Home to almost a quarter of all Michelin-star restaurants in the country, Paris has established itself as gastronomy heaven. But while Michelin-starred cuisine is known to be pricey, a meal at any of the carefully chosen establishments on this list can actually be enjoyed for less than the price of a tank of gas.
Septime is the place to be (and be seen) on the Rue de Charonne. As such, getting a reservation, even for lunch, can be a challenge. But it’s one well worth taking on as the food more than merits the buzz around the restaurant; it’s fresh, modern, and well-presented. In the past, standout dishes have included the raw venison with tarragon and Kalamata olives, whiting with endives and orange butter, and, for dessert, quince and verbena crumble.
There’s a lot of history at Benoit. Opened 1912, it remains the only Parisian bistro to feature in the Michelin Guide.

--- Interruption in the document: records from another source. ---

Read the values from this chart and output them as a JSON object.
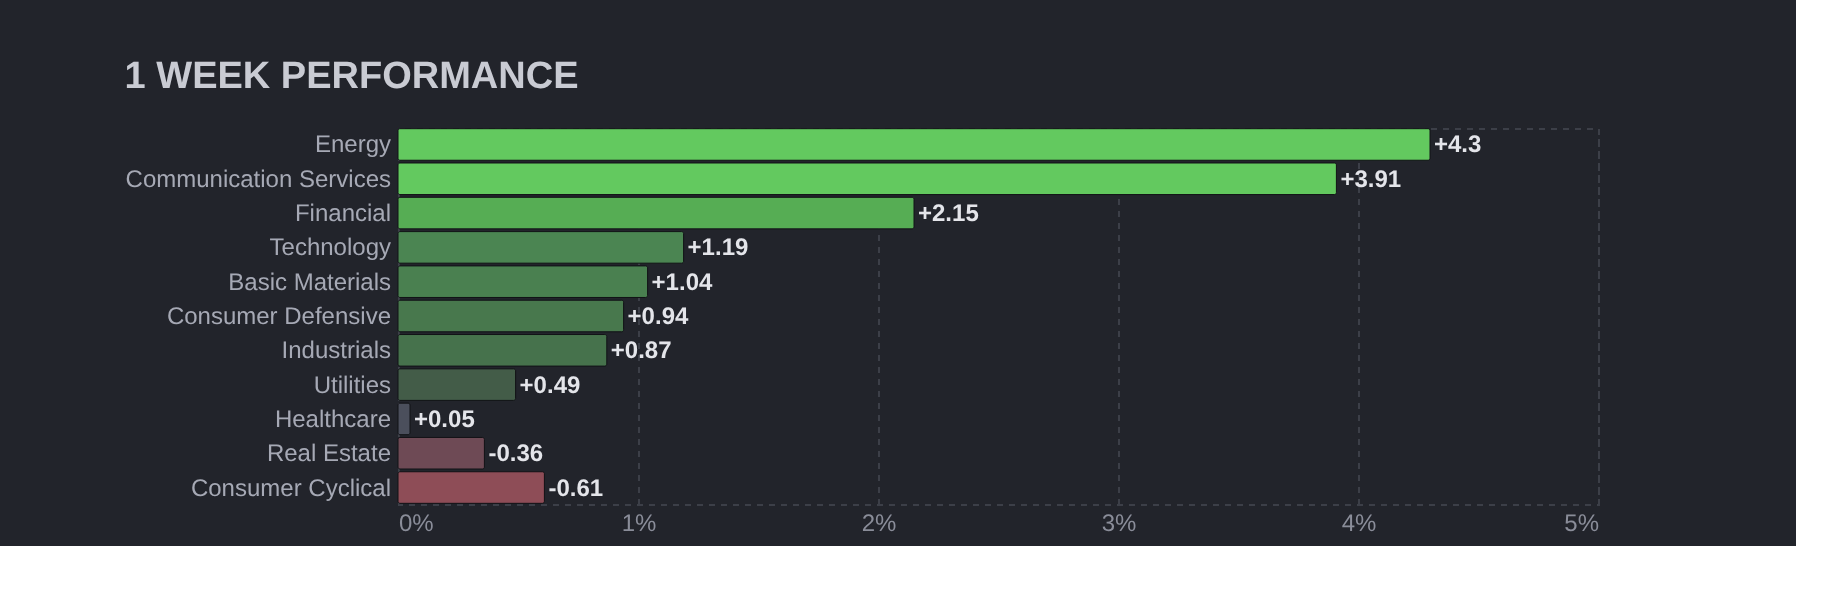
{
  "chart_data": {
    "type": "bar",
    "orientation": "horizontal",
    "title": "1 WEEK PERFORMANCE",
    "categories": [
      "Energy",
      "Communication Services",
      "Financial",
      "Technology",
      "Basic Materials",
      "Consumer Defensive",
      "Industrials",
      "Utilities",
      "Healthcare",
      "Real Estate",
      "Consumer Cyclical"
    ],
    "values": [
      4.3,
      3.91,
      2.15,
      1.19,
      1.04,
      0.94,
      0.87,
      0.49,
      0.05,
      -0.36,
      -0.61
    ],
    "base": [
      0,
      0,
      0,
      0,
      0,
      0,
      0,
      0,
      0,
      0.36,
      0.61
    ],
    "value_labels": [
      "+4.3",
      "+3.91",
      "+2.15",
      "+1.19",
      "+1.04",
      "+0.94",
      "+0.87",
      "+0.49",
      "+0.05",
      "-0.36",
      "-0.61"
    ],
    "colors": [
      "#63c95f",
      "#63c95f",
      "#56ad54",
      "#4b8552",
      "#4a8050",
      "#48784d",
      "#46724c",
      "#435c48",
      "#4b4f5c",
      "#6e4a55",
      "#8e4d57"
    ],
    "xlim": [
      0,
      5
    ],
    "xticks": [
      {
        "value": 0,
        "label": "0%"
      },
      {
        "value": 1,
        "label": "1%"
      },
      {
        "value": 2,
        "label": "2%"
      },
      {
        "value": 3,
        "label": "3%"
      },
      {
        "value": 4,
        "label": "4%"
      },
      {
        "value": 5,
        "label": "5%"
      }
    ],
    "grid": "x"
  }
}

It was owned for 93 years by the Petit family, who then passed it on to the Alain Ducasse team in 2005. The atmosphere is always warm and welcoming and the décor of red velvet and brass benches, carved glass panels and marble columns, as well as the famous bar, give off an air of reassuring permanence. The classics of French cuisine can all be found here, tastefully and thoughtfully updated, and the lunch menu is a particularly reasonable offering.
The balance of tradition and modernity at La Table d’Eugène is assured by the strict observance of seasonality. The menu is updated every 10 days and is inspired by the exceptional herbs, vegetables, and animals grown and raised by the restaurant’s network of small producers. Head chef Geoffroy Maillard and sous-chef François Vaudeschamps together create complex and complimentary dishes that attest to the Alain Chapel quote that “cooking is much more than recipes”. The five-course tasting menu is a treat but if you have the chance to stretch to the eight-course option then go for it.
La Table du 11, an intimately proportioned restaurant with an open kitchen and cosy atmosphere, opened on Versaille’s Rue Saint-Honoré in February 2015. Within a year, its young head chef and owner, Jean-Baptiste Lavergne-Morazzani, had won his first Michelin star. With over a decade’s experience working under Gordon Ramsay at the Trianon Palace, Yannick Alléno at Le Meurice, and Philippe Bélissent at Cobéa, Lavergne-Morazzani was well placed to launch his first independent venture at just 25. The restaurant makes the perfect end (or midday break) to a day trip visiting the Palace of Versailles.
La Truffière welcomed its new head chef, Christophe Poard, in February 2016. Before his arrival at this Parisian institution, he had worked in the celebrated kitchens of the Casino de Deauville, the three-starred Schwarzwaldstube restaurant in Antwerp, the Carlsbad Plaza in the Czech Republic, and the Château d’Hassonville in Belgium. Since his arrival, he has made his mark on the menu, adding to its reputation as a premier destination for lovers of wine (it has the second-largest number of references in the city), seafood, and cheese. The restaurant’s three-course signature menu can be tasted at an affordable price.
Garance, located not too far from Les Invalides on the left bank, is the project of head chef Guillaume Iskandar and sommelier and director Guillaume Muller, who formerly worked alongside Alain Passard at his three-star Parisian restaurant, Arpège. Together they have created a dining experience that is all about cool design, clean flavours, and the delights of an intelligently stocked cellar. If you aren’t drinking, lunch menus start at affordable prices and dinner begins at €70 (£61).